Opposition to Western military and economic involvement

A key focus of both solidarity campaigns was challenging the role of foreign powers in sustaining repression. The United States played a central role by supplying arms, training, and economic aid to both Pinochet’s Chile and the Salvadoran government. Britain, too, though to a lesser extent, was complicit through arms sales, intelligence sharing, and diplomatic support.

British peace campaigners did not shy away from holding their own government to account. They exposed how military exports from the UK helped prop up regimes guilty of torture and mass violence. Through protests, reports, and public lobbying, activists demanded a foreign policy based on justice and human rights rather than Cold War realpolitik and profit. This opposition highlighted the global interconnectedness of militarism and the need for solidarity beyond borders.

Women’s rights and the struggle for liberation

Both the Chile and El Salvador solidarity campaigns highlighted how militarism and dictatorship impacted women in particular. In each country, state repression was not only political, but deeply gendered — involving sexual violence, the silencing of women’s voices, and the dismantling of grassroots feminist organising. Women were imprisoned, tortured, widowed and disappeared, yet they also emerged as leaders of resistance.

In Chile, women played a key role in the movement for truth and justice. The arpilleristas — women who stitched story quilts called arpilleras — used needle and thread to document life under dictatorship. These textiles, smuggled abroad, became visual testaments to pain, resilience and dignity. British campaigners often displayed and sold these works to raise awareness and funds, creating powerful cross-cultural solidarity.
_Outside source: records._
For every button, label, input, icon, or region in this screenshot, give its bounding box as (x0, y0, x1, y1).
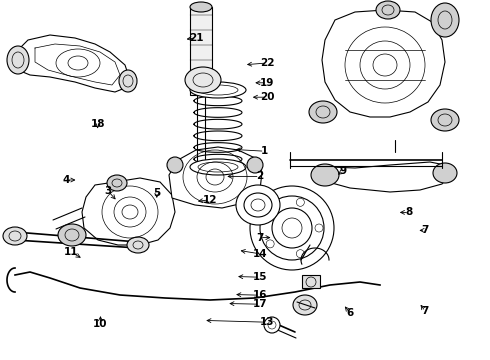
Ellipse shape (3, 227, 27, 245)
Text: 20: 20 (260, 92, 274, 102)
Polygon shape (322, 10, 445, 117)
Polygon shape (169, 147, 262, 208)
Text: 18: 18 (91, 119, 105, 129)
Text: 12: 12 (202, 195, 217, 205)
Ellipse shape (247, 157, 263, 173)
Text: 11: 11 (64, 247, 78, 257)
Text: 7: 7 (421, 306, 429, 316)
Ellipse shape (190, 2, 212, 12)
Text: 1: 1 (261, 146, 268, 156)
Ellipse shape (431, 3, 459, 37)
Ellipse shape (376, 1, 400, 19)
Ellipse shape (236, 185, 280, 225)
Ellipse shape (190, 159, 246, 175)
Text: 3: 3 (104, 186, 111, 196)
Ellipse shape (309, 101, 337, 123)
Text: 6: 6 (347, 308, 354, 318)
Bar (190, 7, 212, 95)
Text: 8: 8 (406, 207, 413, 217)
Polygon shape (82, 178, 175, 245)
Text: 4: 4 (62, 175, 70, 185)
Text: 9: 9 (340, 166, 346, 176)
Ellipse shape (58, 224, 86, 246)
Ellipse shape (7, 46, 29, 74)
Ellipse shape (167, 157, 183, 173)
Ellipse shape (250, 186, 334, 270)
Ellipse shape (107, 175, 127, 191)
Ellipse shape (185, 67, 221, 93)
Ellipse shape (190, 82, 246, 98)
Polygon shape (15, 35, 130, 92)
Text: 22: 22 (260, 58, 274, 68)
Text: 5: 5 (153, 188, 160, 198)
Text: 21: 21 (189, 33, 203, 43)
Ellipse shape (119, 70, 137, 92)
Text: 16: 16 (252, 290, 267, 300)
Text: 7: 7 (421, 225, 429, 235)
Text: 10: 10 (93, 319, 108, 329)
Ellipse shape (433, 163, 457, 183)
Text: 13: 13 (260, 317, 274, 327)
Ellipse shape (431, 109, 459, 131)
Text: 7: 7 (256, 233, 264, 243)
Text: 14: 14 (252, 249, 267, 259)
Text: 17: 17 (252, 299, 267, 309)
Text: 15: 15 (252, 272, 267, 282)
Ellipse shape (293, 295, 317, 315)
Text: 2: 2 (256, 171, 263, 181)
Text: 19: 19 (260, 78, 274, 88)
Polygon shape (322, 162, 450, 192)
Ellipse shape (264, 317, 280, 333)
Ellipse shape (311, 164, 339, 186)
Ellipse shape (127, 237, 149, 253)
Bar (302, 275, 320, 288)
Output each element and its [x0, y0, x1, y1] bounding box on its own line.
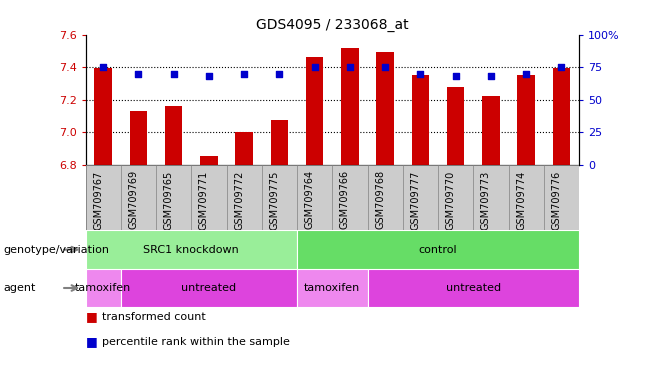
- Text: percentile rank within the sample: percentile rank within the sample: [102, 337, 290, 347]
- Text: GSM709766: GSM709766: [340, 170, 350, 230]
- Bar: [130, 111, 147, 165]
- Bar: [306, 58, 324, 165]
- Bar: [376, 52, 394, 165]
- Bar: [368, 269, 579, 307]
- Bar: [121, 269, 297, 307]
- Text: SRC1 knockdown: SRC1 knockdown: [143, 245, 239, 255]
- Text: untreated: untreated: [445, 283, 501, 293]
- Bar: [86, 230, 297, 269]
- Text: transformed count: transformed count: [102, 312, 206, 322]
- Point: [98, 64, 109, 70]
- Point: [345, 64, 355, 70]
- Text: untreated: untreated: [182, 283, 236, 293]
- Bar: [341, 48, 359, 165]
- Point: [556, 64, 567, 70]
- Point: [239, 71, 249, 77]
- Text: ■: ■: [86, 335, 97, 348]
- Bar: [236, 132, 253, 165]
- Bar: [297, 269, 368, 307]
- Text: genotype/variation: genotype/variation: [3, 245, 109, 255]
- Point: [168, 71, 179, 77]
- Text: GSM709775: GSM709775: [269, 170, 280, 230]
- Text: GSM709768: GSM709768: [375, 170, 385, 230]
- Point: [203, 73, 214, 79]
- Text: GSM709772: GSM709772: [234, 170, 244, 230]
- Bar: [553, 68, 570, 165]
- Text: tamoxifen: tamoxifen: [304, 283, 361, 293]
- Text: GSM709774: GSM709774: [516, 170, 526, 230]
- Text: GSM709764: GSM709764: [305, 170, 315, 230]
- Bar: [297, 230, 579, 269]
- Bar: [517, 75, 535, 165]
- Point: [486, 73, 496, 79]
- Text: GSM709769: GSM709769: [128, 170, 138, 230]
- Bar: [447, 87, 465, 165]
- Point: [133, 71, 143, 77]
- Text: control: control: [418, 245, 457, 255]
- Text: agent: agent: [3, 283, 36, 293]
- Bar: [270, 120, 288, 165]
- Text: ■: ■: [86, 310, 97, 323]
- Bar: [412, 75, 429, 165]
- Bar: [86, 269, 121, 307]
- Bar: [94, 68, 112, 165]
- Point: [274, 71, 285, 77]
- Text: tamoxifen: tamoxifen: [75, 283, 132, 293]
- Point: [415, 71, 426, 77]
- Text: GSM709773: GSM709773: [481, 170, 491, 230]
- Bar: [482, 96, 499, 165]
- Text: GSM709765: GSM709765: [164, 170, 174, 230]
- Title: GDS4095 / 233068_at: GDS4095 / 233068_at: [256, 18, 409, 32]
- Text: GSM709767: GSM709767: [93, 170, 103, 230]
- Text: GSM709776: GSM709776: [551, 170, 561, 230]
- Bar: [200, 156, 218, 165]
- Point: [380, 64, 390, 70]
- Point: [309, 64, 320, 70]
- Point: [450, 73, 461, 79]
- Point: [521, 71, 532, 77]
- Bar: [165, 106, 182, 165]
- Text: GSM709771: GSM709771: [199, 170, 209, 230]
- Text: GSM709777: GSM709777: [411, 170, 420, 230]
- Text: GSM709770: GSM709770: [445, 170, 455, 230]
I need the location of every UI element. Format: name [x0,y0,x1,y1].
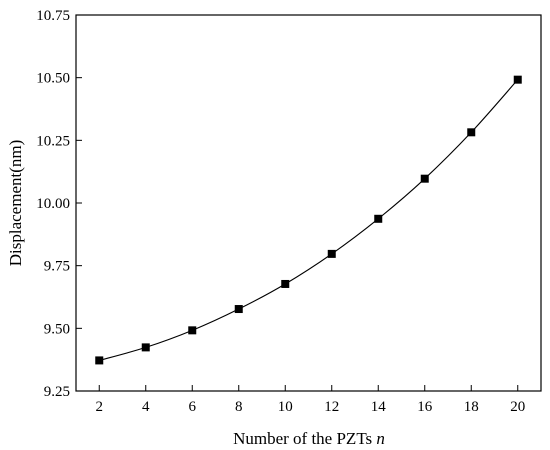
data-point [420,174,429,183]
data-point [188,326,197,335]
data-point [327,249,336,258]
series-line [99,79,519,361]
y-tick-label: 10.25 [36,133,70,149]
x-tick-label: 2 [96,399,104,415]
data-point [513,75,522,84]
y-tick-label: 9.25 [44,384,70,400]
x-axis-label-variable: n [376,429,385,448]
y-tick-label: 10.75 [36,8,70,24]
x-tick-label: 8 [235,399,243,415]
y-axis-label: Displacement(nm) [6,140,25,267]
x-tick-label: 4 [142,399,150,415]
y-tick-label: 9.75 [44,259,70,275]
x-tick-label: 6 [189,399,197,415]
tick-labels: 2 4 6 8 10 12 14 16 18 20 9.25 9.50 9.75 10.00 10.25 10… [36,8,525,415]
y-tick-label: 9.50 [44,321,70,337]
data-point [141,343,150,352]
x-tick-label: 14 [371,399,387,415]
axes [75,14,542,392]
x-tick-label: 16 [417,399,433,415]
data-point [234,305,243,314]
x-tick-label: 18 [464,399,479,415]
data-point [281,279,290,288]
data-series [95,75,522,365]
x-axis-label-text: Number of the PZTs [233,429,372,448]
x-tick-label: 12 [324,399,339,415]
data-point [467,128,476,137]
y-tick-label: 10.00 [36,196,70,212]
plot-frame [75,14,542,392]
x-tick-label: 20 [510,399,525,415]
axis-ticks [76,14,519,392]
x-tick-label: 10 [278,399,293,415]
y-tick-label: 10.50 [36,71,70,87]
data-point [95,356,104,365]
x-axis-label: Number of the PZTs n [233,429,385,448]
data-point [374,214,383,223]
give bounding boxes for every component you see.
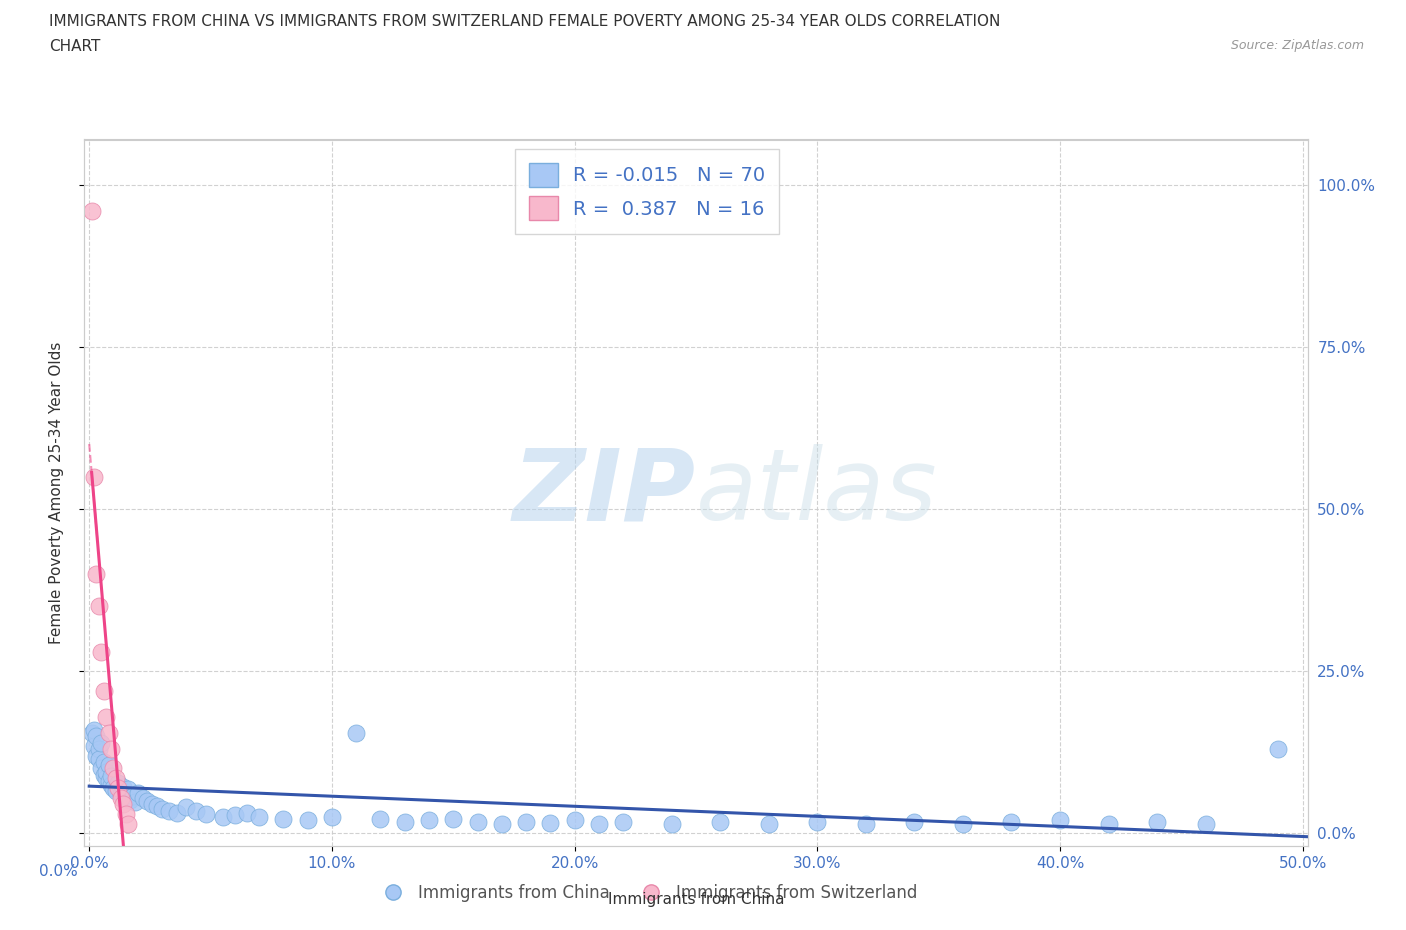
Text: CHART: CHART bbox=[49, 39, 101, 54]
Point bbox=[90, 735, 112, 750]
Point bbox=[224, 808, 246, 823]
Point bbox=[97, 758, 120, 773]
Point bbox=[1195, 817, 1218, 831]
Point bbox=[157, 804, 180, 818]
Point bbox=[86, 748, 108, 763]
Point bbox=[491, 817, 513, 831]
Point bbox=[538, 816, 561, 830]
Point bbox=[93, 767, 115, 782]
Point bbox=[83, 738, 105, 753]
Point bbox=[117, 782, 139, 797]
Point bbox=[127, 786, 149, 801]
Point bbox=[87, 751, 110, 766]
Point bbox=[83, 470, 105, 485]
Point bbox=[1097, 817, 1119, 831]
Point bbox=[107, 776, 129, 790]
Point bbox=[184, 804, 207, 818]
Point bbox=[97, 725, 120, 740]
Point bbox=[100, 741, 122, 756]
Point bbox=[588, 817, 610, 831]
Point bbox=[758, 817, 780, 831]
Text: Immigrants from China: Immigrants from China bbox=[607, 892, 785, 907]
Point bbox=[515, 815, 537, 830]
Point bbox=[236, 805, 259, 820]
Point bbox=[107, 780, 129, 795]
Point bbox=[93, 684, 115, 698]
Point bbox=[114, 806, 136, 821]
Point bbox=[86, 566, 108, 581]
Point bbox=[211, 810, 233, 825]
Point bbox=[564, 813, 586, 828]
Point bbox=[100, 769, 122, 784]
Point bbox=[124, 795, 146, 810]
Point bbox=[96, 710, 118, 724]
Point bbox=[176, 800, 198, 815]
Y-axis label: Female Poverty Among 25-34 Year Olds: Female Poverty Among 25-34 Year Olds bbox=[49, 341, 63, 644]
Point bbox=[661, 817, 683, 831]
Point bbox=[83, 722, 105, 737]
Point bbox=[1049, 813, 1071, 828]
Text: ZIP: ZIP bbox=[513, 445, 696, 541]
Point bbox=[100, 777, 122, 792]
Point bbox=[247, 810, 270, 825]
Point bbox=[112, 797, 135, 812]
Point bbox=[90, 761, 112, 776]
Point bbox=[110, 787, 132, 802]
Point bbox=[344, 725, 367, 740]
Point bbox=[418, 813, 440, 828]
Point bbox=[80, 725, 103, 740]
Point bbox=[136, 793, 159, 808]
Point bbox=[122, 789, 145, 804]
Point bbox=[120, 792, 142, 807]
Point bbox=[86, 728, 108, 743]
Point bbox=[112, 779, 135, 794]
Point bbox=[370, 812, 392, 827]
Point bbox=[394, 815, 416, 830]
Legend: Immigrants from China, Immigrants from Switzerland: Immigrants from China, Immigrants from S… bbox=[370, 877, 924, 909]
Point bbox=[87, 599, 110, 614]
Point bbox=[166, 805, 188, 820]
Point bbox=[90, 644, 112, 659]
Point bbox=[117, 817, 139, 831]
Point bbox=[612, 815, 634, 830]
Point bbox=[93, 754, 115, 769]
Point bbox=[146, 799, 169, 814]
Point bbox=[709, 815, 731, 830]
Point bbox=[103, 761, 125, 776]
Point bbox=[806, 815, 828, 830]
Text: IMMIGRANTS FROM CHINA VS IMMIGRANTS FROM SWITZERLAND FEMALE POVERTY AMONG 25-34 : IMMIGRANTS FROM CHINA VS IMMIGRANTS FROM… bbox=[49, 14, 1001, 29]
Text: 0.0%: 0.0% bbox=[39, 864, 79, 879]
Point bbox=[273, 812, 295, 827]
Point bbox=[104, 771, 127, 786]
Point bbox=[80, 204, 103, 219]
Point bbox=[1146, 815, 1168, 830]
Point bbox=[96, 771, 118, 786]
Point bbox=[855, 817, 877, 831]
Point bbox=[194, 806, 217, 821]
Point bbox=[110, 790, 132, 805]
Point bbox=[1000, 815, 1022, 830]
Point bbox=[1267, 741, 1289, 756]
Point bbox=[131, 790, 153, 805]
Text: atlas: atlas bbox=[696, 445, 938, 541]
Point bbox=[104, 784, 127, 799]
Point bbox=[87, 741, 110, 756]
Point bbox=[952, 817, 974, 831]
Point bbox=[141, 797, 163, 812]
Point bbox=[903, 815, 925, 830]
Point bbox=[114, 790, 136, 805]
Text: Source: ZipAtlas.com: Source: ZipAtlas.com bbox=[1230, 39, 1364, 52]
Point bbox=[441, 812, 464, 827]
Point bbox=[297, 813, 319, 828]
Point bbox=[150, 802, 173, 817]
Point bbox=[467, 815, 489, 830]
Point bbox=[96, 764, 118, 779]
Point bbox=[103, 780, 125, 795]
Point bbox=[321, 810, 343, 825]
Point bbox=[97, 774, 120, 789]
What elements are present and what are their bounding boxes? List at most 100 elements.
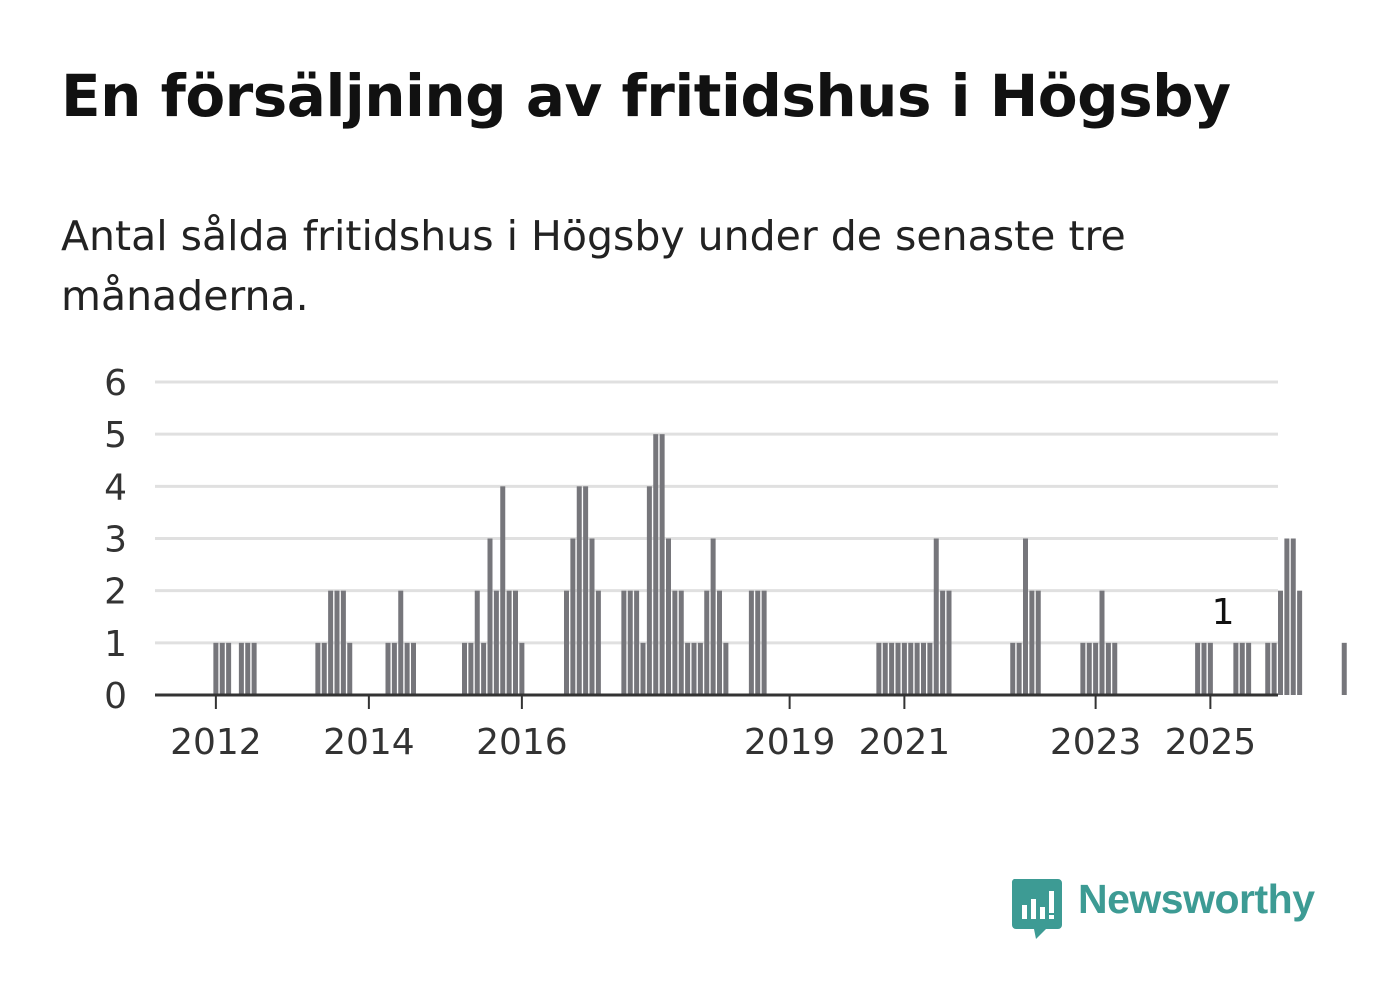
bar — [940, 590, 946, 695]
annotations: 1 — [1212, 592, 1235, 633]
bar — [570, 538, 576, 695]
bar — [914, 642, 920, 695]
bar — [691, 642, 697, 695]
bar — [933, 538, 939, 695]
bar — [1016, 642, 1022, 695]
bar — [1023, 538, 1028, 695]
bar — [697, 642, 703, 695]
bar — [564, 590, 569, 695]
bar — [251, 642, 257, 695]
y-tick-label: 2 — [104, 572, 127, 613]
bar — [1239, 642, 1245, 695]
x-tick-label: 2023 — [1050, 722, 1142, 763]
bar — [1290, 538, 1296, 695]
bar — [1271, 642, 1277, 695]
bar — [411, 642, 416, 695]
bar — [1297, 590, 1303, 695]
y-tick-label: 5 — [104, 415, 127, 456]
x-axis: 2012 2014 2016 2019 2021 2023 2025 — [155, 693, 1278, 763]
x-tick-label: 2012 — [170, 722, 262, 763]
bar — [666, 538, 671, 695]
brand-name: Newsworthy — [1078, 876, 1315, 922]
bar — [404, 642, 410, 695]
bar — [723, 642, 729, 695]
y-axis-labels: 0 1 2 3 4 5 6 — [104, 363, 127, 717]
bar — [678, 590, 684, 695]
bar — [901, 642, 907, 695]
bar — [621, 590, 627, 695]
bar — [895, 642, 901, 695]
y-tick-label: 0 — [104, 676, 127, 717]
bar — [646, 486, 652, 695]
bar — [213, 642, 219, 695]
bar — [1278, 590, 1283, 695]
y-tick-label: 4 — [104, 467, 127, 508]
bar — [761, 590, 767, 695]
bar — [589, 538, 595, 695]
bar — [481, 642, 487, 695]
bar — [1195, 642, 1201, 695]
bar — [474, 590, 480, 695]
x-tick-label: 2025 — [1165, 722, 1257, 763]
bar — [1105, 642, 1111, 695]
bar — [1207, 642, 1213, 695]
bar — [1080, 642, 1086, 695]
bar — [1010, 642, 1016, 695]
x-tick-label: 2016 — [476, 722, 568, 763]
bar — [238, 642, 244, 695]
bar — [462, 642, 467, 695]
bar — [889, 642, 895, 695]
bar — [1099, 590, 1105, 695]
bar — [391, 642, 397, 695]
x-tick-label: 2019 — [744, 722, 836, 763]
bar — [1112, 642, 1118, 695]
bars — [213, 434, 1347, 695]
bar — [1086, 642, 1092, 695]
newsworthy-logo-icon — [1011, 879, 1062, 939]
bar — [519, 642, 525, 695]
bar-chart: 0 1 2 3 4 5 6 2012 2014 2016 2019 2021 2023 2025 1 — [104, 363, 1347, 763]
bar — [1093, 642, 1099, 695]
bar — [659, 434, 665, 695]
bar — [340, 590, 346, 695]
y-tick-label: 1 — [104, 624, 127, 665]
bar — [946, 590, 952, 695]
bar — [576, 486, 582, 695]
bar — [717, 590, 722, 695]
bar — [685, 642, 691, 695]
bar — [882, 642, 888, 695]
bar — [506, 590, 512, 695]
bar — [493, 590, 499, 695]
bar — [487, 538, 493, 695]
bar — [755, 590, 761, 695]
bar — [908, 642, 914, 695]
bar — [1265, 642, 1271, 695]
bar — [583, 486, 589, 695]
bar — [334, 590, 340, 695]
bar — [634, 590, 640, 695]
bar — [1035, 590, 1041, 695]
bar — [245, 642, 251, 695]
bar — [927, 642, 933, 695]
bar — [595, 590, 601, 695]
bar — [748, 590, 754, 695]
x-tick-label: 2014 — [323, 722, 415, 763]
bar — [1029, 590, 1035, 695]
bar — [500, 486, 506, 695]
bar — [219, 642, 225, 695]
bar — [1201, 642, 1207, 695]
bar — [321, 642, 327, 695]
bar — [1246, 642, 1252, 695]
bar — [398, 590, 404, 695]
bar — [653, 434, 659, 695]
y-tick-label: 3 — [104, 520, 127, 561]
data-label-latest: 1 — [1212, 592, 1235, 633]
chart-title: En försäljning av fritidshus i Högsby — [61, 62, 1231, 130]
bar — [921, 642, 926, 695]
bar — [385, 642, 391, 695]
bar — [226, 642, 232, 695]
bar — [710, 538, 716, 695]
bar — [1341, 642, 1347, 695]
bar — [347, 642, 353, 695]
bar — [704, 590, 710, 695]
In El Salvador, women not only suffered violence but led community resistance. From organising clandestine schools to running health brigades, women were often at the frontlines of survival. British solidarity groups listened to these voices and incorporated women’s rights into their campaigning. They drew attention to the use of rape as a weapon of war and the urgent need for gender justice as part of any peace settlement.

Peace, the campaigners argued, could not be built without equality. By centring women’s experiences, both solidarity movements helped shift the peace movement’s focus toward a more intersectional and inclusive understanding of justice.

Peace through justice, not just disarmament

Both campaigns marked a shift in how many in the British peace movement understood their purpose. No longer focused solely on nuclear weapons, groups like CND, War Resisters’ International, and the Peace Pledge Union came to see peace as a broader commitment — one that opposed repression abroad, exposed the arms trade, and stood in solidarity with victims of militarism.

In both Chile and El Salvador, Britain had sold weapons and provided diplomatic support to repressive regimes. Peace campaigners highlighted these uncomfortable truths, holding up the principle that peace must be built on justice, not just the absence of bombs.

Legacy of international solidarity

Looking back, the solidarity campaigns with Chile and El Salvador represent two expressions of the same spirit. Chile’s campaign was larger and more visible, driven by a single catastrophic event. El Salvador’s was quieter but often more enduring, rooted in long-term accompaniment and community. Both helped shape a generation of activists who understood peace not as isolation, but as global connection.

The legacy continues today in solidarity with Palestine, in movements against arms exports, and in the spiritual thread that links protest to hope. The lesson, then and now, is clear: peace and justice cannot be separated, and the act of standing with those oppressed, whether in Santiago or San Salvador, is itself a form of resistance.